Mathias Veyrunes, DJ : “Que les prix baissent”
Le DJ nîmois Mads, de son vrai nom Mathias Veyrunes, est un habitué de la Feria. Fils de feu Bernard Veyrunes, ancien patron du 421 et co-créateur de la Primafresca, il baigne dans l’esprit de fête à la nîmoise depuis toujours. “Cela fait 15 ans maintenant que je travaille pendant la Feria et c’est du pur bonheur, assure le trentenaire. DJ c’est le meilleur poste : tu fais la fête avec les gens mais tu es aussi là pour les amuser…"Avant d’écumer les scènes et les bodegas aux platines, Mathias a aussi goûté à la Feria en tant que client. “Mon programme était celui d’un vrai Nîmois : aller voir une corrida, boire un verre au 421, à la Grande Bourse ou au Café Latin. Puis, le soir, je préférais les ambiances traditionnelles et hispanisantes comme le Pablo Romero…” S’il pouvait changer quelque chose ? “Certaines bodegas abusent : il faudrait que le prix des consommations baisse pour que la fête reste accessible à chacun, peu importe son budget.”

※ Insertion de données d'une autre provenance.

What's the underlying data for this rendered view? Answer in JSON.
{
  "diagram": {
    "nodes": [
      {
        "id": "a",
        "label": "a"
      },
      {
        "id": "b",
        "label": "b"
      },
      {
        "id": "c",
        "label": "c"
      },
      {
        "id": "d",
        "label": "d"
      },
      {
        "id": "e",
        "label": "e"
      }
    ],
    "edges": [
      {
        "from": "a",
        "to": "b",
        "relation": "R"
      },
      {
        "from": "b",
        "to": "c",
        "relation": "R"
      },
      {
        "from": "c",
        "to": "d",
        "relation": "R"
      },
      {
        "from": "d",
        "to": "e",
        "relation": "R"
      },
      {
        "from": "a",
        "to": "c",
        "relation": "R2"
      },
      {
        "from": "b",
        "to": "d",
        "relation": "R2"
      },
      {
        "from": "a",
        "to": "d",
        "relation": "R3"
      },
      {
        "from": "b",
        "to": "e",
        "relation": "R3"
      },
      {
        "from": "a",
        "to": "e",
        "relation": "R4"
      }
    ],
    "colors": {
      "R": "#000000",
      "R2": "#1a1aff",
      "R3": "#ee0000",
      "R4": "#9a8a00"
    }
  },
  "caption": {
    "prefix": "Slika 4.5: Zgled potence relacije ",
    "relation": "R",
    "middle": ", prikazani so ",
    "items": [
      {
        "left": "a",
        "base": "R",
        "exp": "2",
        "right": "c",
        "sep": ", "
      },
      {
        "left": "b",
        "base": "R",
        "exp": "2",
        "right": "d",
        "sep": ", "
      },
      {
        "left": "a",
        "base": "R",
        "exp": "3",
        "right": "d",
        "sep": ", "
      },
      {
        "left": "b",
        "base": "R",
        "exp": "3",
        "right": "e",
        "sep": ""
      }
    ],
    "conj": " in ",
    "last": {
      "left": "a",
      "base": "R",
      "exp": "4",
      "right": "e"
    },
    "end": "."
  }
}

Zoé Lalouette, étudiante : “Découvrir de nouveaux endroits”
Petite, comme beaucoup de Nîmois, elle y allait avec ses parents. Aujourd’hui, Zoé Lalouette vit la Feria entre amis. “C’est un événement qu’on attend chaque année, s’enthousiasme la jeune étudiante en communication, 23 ans. Notre journée de feria idéale, c’est : se réveiller entre copines, aller se balader, rue Fresque, place du Marché et manger une paëlla. Puis, après une petite sieste, se préparer et choisir une bodega pour la soirée… J’aime découvrir de nouveaux endroits, confie- t-elle. Plus il y a d’ambiances et de lieux différents, mieux c’est ! Ce serait chouette qu’il y ait davantage de musique live et d’élargir aussi le périmètre de la fête à d’autres sites, comme le Jean-Jaurès par exemple."